Proximal Activation of Smooth Functions in Splitting Algorithms for Convex Image Recovery

TL;DR

This paper explores the efficiency of activating all functions proximally in splitting algorithms for convex image recovery, showing potential advantages over traditional gradient activation and providing new proximity operator examples.

Contribution

It introduces the concept of fully proximal activation in splitting algorithms and derives new proximity operators for smooth functions, enhancing computational efficiency in convex image recovery.

Findings

Fully proximal activation can outperform mixed approaches in certain scenarios.

New proximity operators for smooth convex functions are derived.

Numerical experiments demonstrate improved image recovery results.

Abstract

Structured convex optimization problems typically involve a mix of smooth and nonsmooth functions. The common practice is to activate the smooth functions via their gradient and the nonsmooth ones via their proximity operator. We show that, although intuitively natural, this approach is not necessarily the most efficient numerically and that, in particular, activating all the functions proximally may be advantageous.

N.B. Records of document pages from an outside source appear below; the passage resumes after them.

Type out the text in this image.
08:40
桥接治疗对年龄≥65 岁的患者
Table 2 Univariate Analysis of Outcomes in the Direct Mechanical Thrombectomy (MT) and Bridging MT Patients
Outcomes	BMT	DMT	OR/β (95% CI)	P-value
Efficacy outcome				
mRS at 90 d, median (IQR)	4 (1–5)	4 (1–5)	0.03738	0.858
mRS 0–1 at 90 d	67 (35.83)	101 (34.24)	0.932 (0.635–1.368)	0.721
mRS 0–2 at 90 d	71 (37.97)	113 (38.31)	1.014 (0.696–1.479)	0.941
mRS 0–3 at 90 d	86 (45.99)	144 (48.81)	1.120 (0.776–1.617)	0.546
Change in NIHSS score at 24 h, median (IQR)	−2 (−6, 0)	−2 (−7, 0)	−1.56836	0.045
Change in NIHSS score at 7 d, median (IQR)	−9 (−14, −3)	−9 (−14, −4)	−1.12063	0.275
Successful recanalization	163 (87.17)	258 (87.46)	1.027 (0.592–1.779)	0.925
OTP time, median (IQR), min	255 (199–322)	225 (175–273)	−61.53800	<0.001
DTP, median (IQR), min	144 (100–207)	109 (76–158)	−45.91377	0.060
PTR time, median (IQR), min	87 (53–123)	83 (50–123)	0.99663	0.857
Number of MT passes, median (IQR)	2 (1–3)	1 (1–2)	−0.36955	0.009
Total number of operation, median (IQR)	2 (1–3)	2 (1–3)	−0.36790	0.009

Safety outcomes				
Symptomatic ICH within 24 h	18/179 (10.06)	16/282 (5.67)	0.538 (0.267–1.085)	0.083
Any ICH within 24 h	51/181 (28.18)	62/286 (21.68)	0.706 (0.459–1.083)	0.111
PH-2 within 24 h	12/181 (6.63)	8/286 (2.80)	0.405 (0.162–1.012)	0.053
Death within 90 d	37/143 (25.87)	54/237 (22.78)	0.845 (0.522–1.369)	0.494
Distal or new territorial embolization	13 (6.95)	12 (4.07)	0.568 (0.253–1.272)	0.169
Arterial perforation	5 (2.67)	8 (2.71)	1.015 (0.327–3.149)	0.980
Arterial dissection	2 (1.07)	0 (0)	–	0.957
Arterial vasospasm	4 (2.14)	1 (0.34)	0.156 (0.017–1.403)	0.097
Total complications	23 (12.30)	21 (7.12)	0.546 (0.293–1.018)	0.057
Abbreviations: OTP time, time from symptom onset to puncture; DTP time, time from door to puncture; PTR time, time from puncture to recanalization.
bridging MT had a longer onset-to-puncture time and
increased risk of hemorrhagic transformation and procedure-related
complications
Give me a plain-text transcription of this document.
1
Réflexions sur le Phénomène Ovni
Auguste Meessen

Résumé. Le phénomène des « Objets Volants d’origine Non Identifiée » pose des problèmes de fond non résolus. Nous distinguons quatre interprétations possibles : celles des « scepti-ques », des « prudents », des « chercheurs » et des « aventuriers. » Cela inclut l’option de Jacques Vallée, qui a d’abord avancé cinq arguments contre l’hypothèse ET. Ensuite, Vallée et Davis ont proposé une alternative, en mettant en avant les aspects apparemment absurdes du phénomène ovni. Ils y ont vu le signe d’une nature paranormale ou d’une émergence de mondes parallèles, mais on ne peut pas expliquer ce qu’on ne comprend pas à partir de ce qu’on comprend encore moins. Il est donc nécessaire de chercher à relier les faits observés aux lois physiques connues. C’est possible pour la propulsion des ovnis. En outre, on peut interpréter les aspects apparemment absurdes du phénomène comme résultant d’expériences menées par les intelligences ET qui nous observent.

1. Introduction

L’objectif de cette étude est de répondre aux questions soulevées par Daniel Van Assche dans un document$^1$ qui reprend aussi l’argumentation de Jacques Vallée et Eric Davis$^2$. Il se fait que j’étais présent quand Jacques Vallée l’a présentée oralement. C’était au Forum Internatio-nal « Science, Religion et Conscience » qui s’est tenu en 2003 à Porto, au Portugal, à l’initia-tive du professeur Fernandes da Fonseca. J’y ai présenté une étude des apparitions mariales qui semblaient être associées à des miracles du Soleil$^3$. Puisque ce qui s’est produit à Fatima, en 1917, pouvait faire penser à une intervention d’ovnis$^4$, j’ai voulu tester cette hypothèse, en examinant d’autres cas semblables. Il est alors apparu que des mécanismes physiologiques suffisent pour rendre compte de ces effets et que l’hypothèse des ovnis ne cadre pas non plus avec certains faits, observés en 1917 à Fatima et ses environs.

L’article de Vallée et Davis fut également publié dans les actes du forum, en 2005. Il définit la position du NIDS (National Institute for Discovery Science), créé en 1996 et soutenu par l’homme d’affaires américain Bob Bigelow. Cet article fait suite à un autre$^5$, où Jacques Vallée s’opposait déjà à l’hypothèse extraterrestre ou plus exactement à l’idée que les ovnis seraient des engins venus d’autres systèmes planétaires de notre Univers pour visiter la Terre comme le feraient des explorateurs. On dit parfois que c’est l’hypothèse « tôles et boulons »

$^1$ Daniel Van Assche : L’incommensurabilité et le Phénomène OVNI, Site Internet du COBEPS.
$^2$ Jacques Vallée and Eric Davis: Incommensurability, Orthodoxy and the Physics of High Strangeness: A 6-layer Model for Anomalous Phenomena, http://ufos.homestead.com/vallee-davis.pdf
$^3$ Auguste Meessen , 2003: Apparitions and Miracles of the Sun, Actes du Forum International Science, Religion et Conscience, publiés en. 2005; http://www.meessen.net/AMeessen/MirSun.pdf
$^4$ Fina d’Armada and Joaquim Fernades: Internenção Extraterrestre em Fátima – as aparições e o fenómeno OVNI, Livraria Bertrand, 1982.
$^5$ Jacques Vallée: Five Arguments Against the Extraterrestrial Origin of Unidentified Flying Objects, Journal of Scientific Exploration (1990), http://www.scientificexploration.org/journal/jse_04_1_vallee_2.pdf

To make this viewpoint viable computationally, we derive a number of new examples of proximity operators of smooth convex functions arising in applications. A novel variational model to relax inconsistent convex feasibility problems is also investigated within the proposed framework. Several numerical applications to image recovery are presented to compare the behavior of fully proximal versus mixed proximal/gradient implementations of several splitting algorithms.